The binary-coded decimal (BCD) format, as its name suggests, encodes decimal values using a binary representation. The 80x86 CPU family provides several machine instructions that convert between BCD and pure binary formats. Common general-purpose high-level languages (like C/C++, Pascal, and Java) rarely support decimal values. However, business-oriented programming languages (like COBOL and many database languages) support this data type. So if you're writing code that interfaces with a database or some language that supports decimal arithmetic, you may need to deal with BCD representation.

BCD values consist of a sequence of nibbles , with each nibble representing a value in the range 0..9. Of course, you can represent values in the range 0..15 using a nibble; the BCD format, however, uses only 10 of the possible 16 values. Each nibble represents a single decimal digit in a BCD value, so with a single byte we can represent values containing two decimal digits (0..99), as shown in Figure 2-8. With a word, we can represent values having four decimal digits (0..9999). Likewise, a double word can represent up to eight decimal digits.

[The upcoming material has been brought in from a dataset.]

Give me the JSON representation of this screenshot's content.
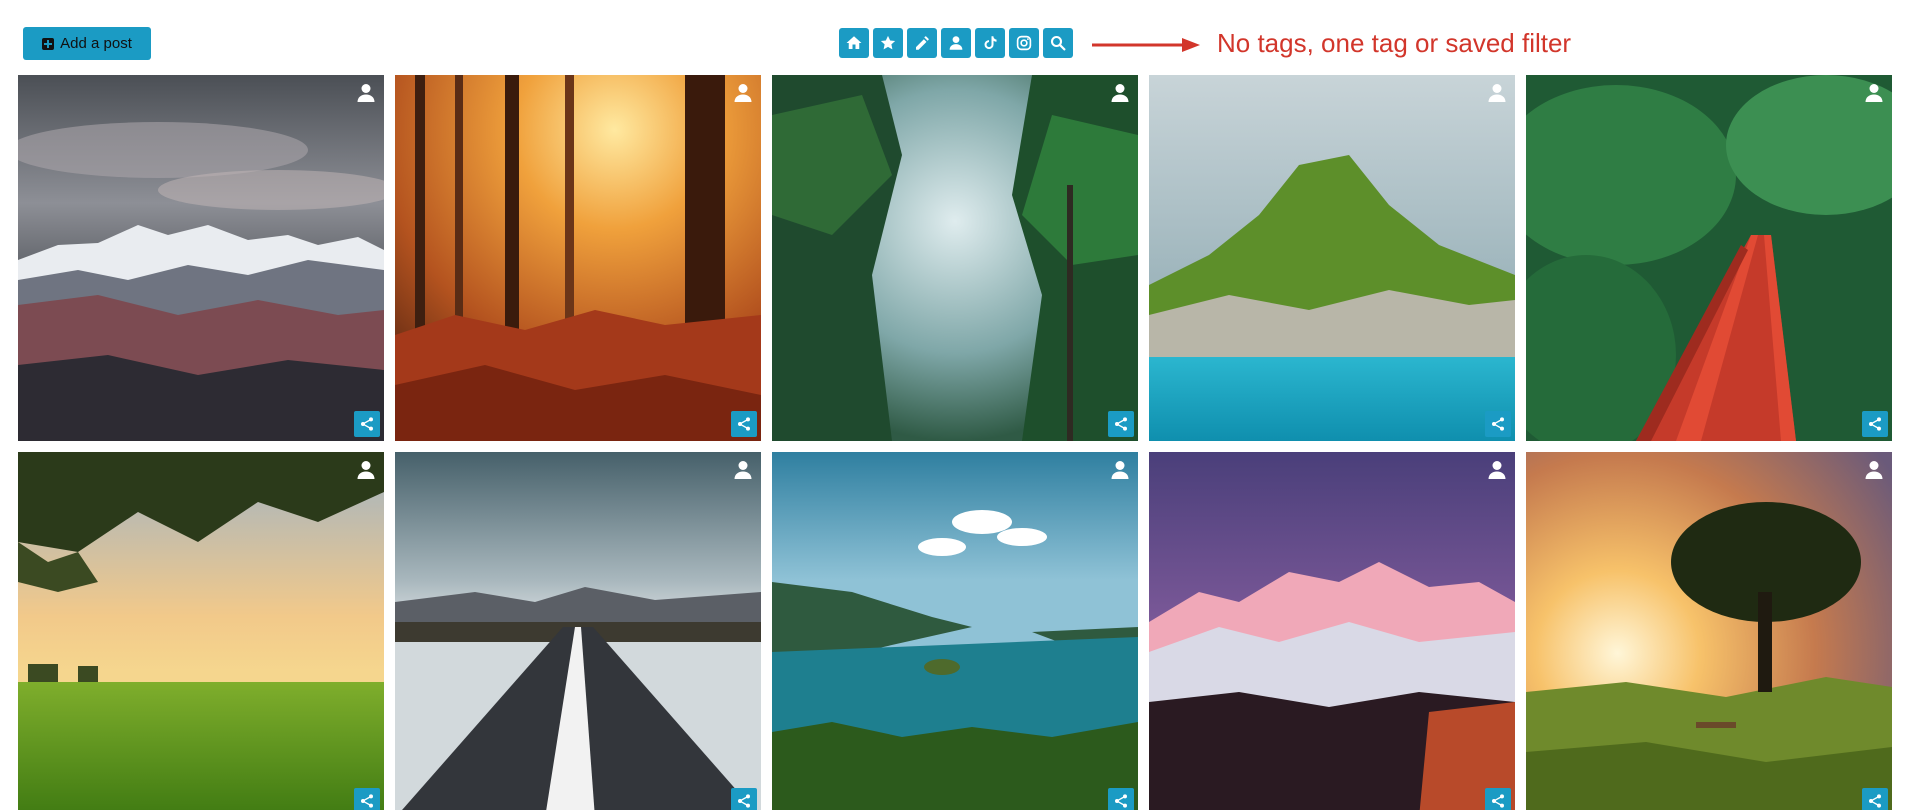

Figure 2-8: BCD data representation in a byte

As you can see, BCD storage isn't particularly efficient. An 8-bit BCD variable can represent values in the range 0..99 while that same eight bits, holding a binary value, could represent values in the range 0..255. Likewise, a 16-bit binary value can represent values in the range 0..65535 while a 16-bit BCD value can only represent about a sixth of those values (0..9999). Inefficient storage isn't the only problem with BCD, though. BCD calculations also tend to be slower than binary calculations.

At this point, you're probably wondering why anyone would ever use the BCD format. The BCD format does have two saving graces: it's very easy to convert BCD values between the internal numeric representation and their decimal string representations, and it's also very easy to encode multidigit decimal values in hardware when using BCD - for example, when using a set of dials with each dial representing a single digit. For these reasons, you're likely to see people using BCD in embedded systems (such as toaster ovens and alarm clocks) but rarely in general-purpose computer software.

A few decades ago people mistakenly thought that calculations involving BCD (or just decimal) arithmetic were more accurate than binary calculations. Therefore, they would often perform important calculations, like those involving dollars and cents (or other monetary units) using decimal-based arithmetic. While it is true that certain calculations can produce more accurate results in BCD, this statement is not true in general. Indeed, for most calculations the binary representation is more accurate. For this reason, most modern computer programs represent all values (including decimal values) in a binary form. For example, the Intel 80x86 floating-point unit (FPU) supports a pair of instructions for loading and storing BCD values. Internally, however, the FPU converts these BCD values to binary. It only uses BCD as an external data format (external to the FPU, that is). This generally produces more accurate results.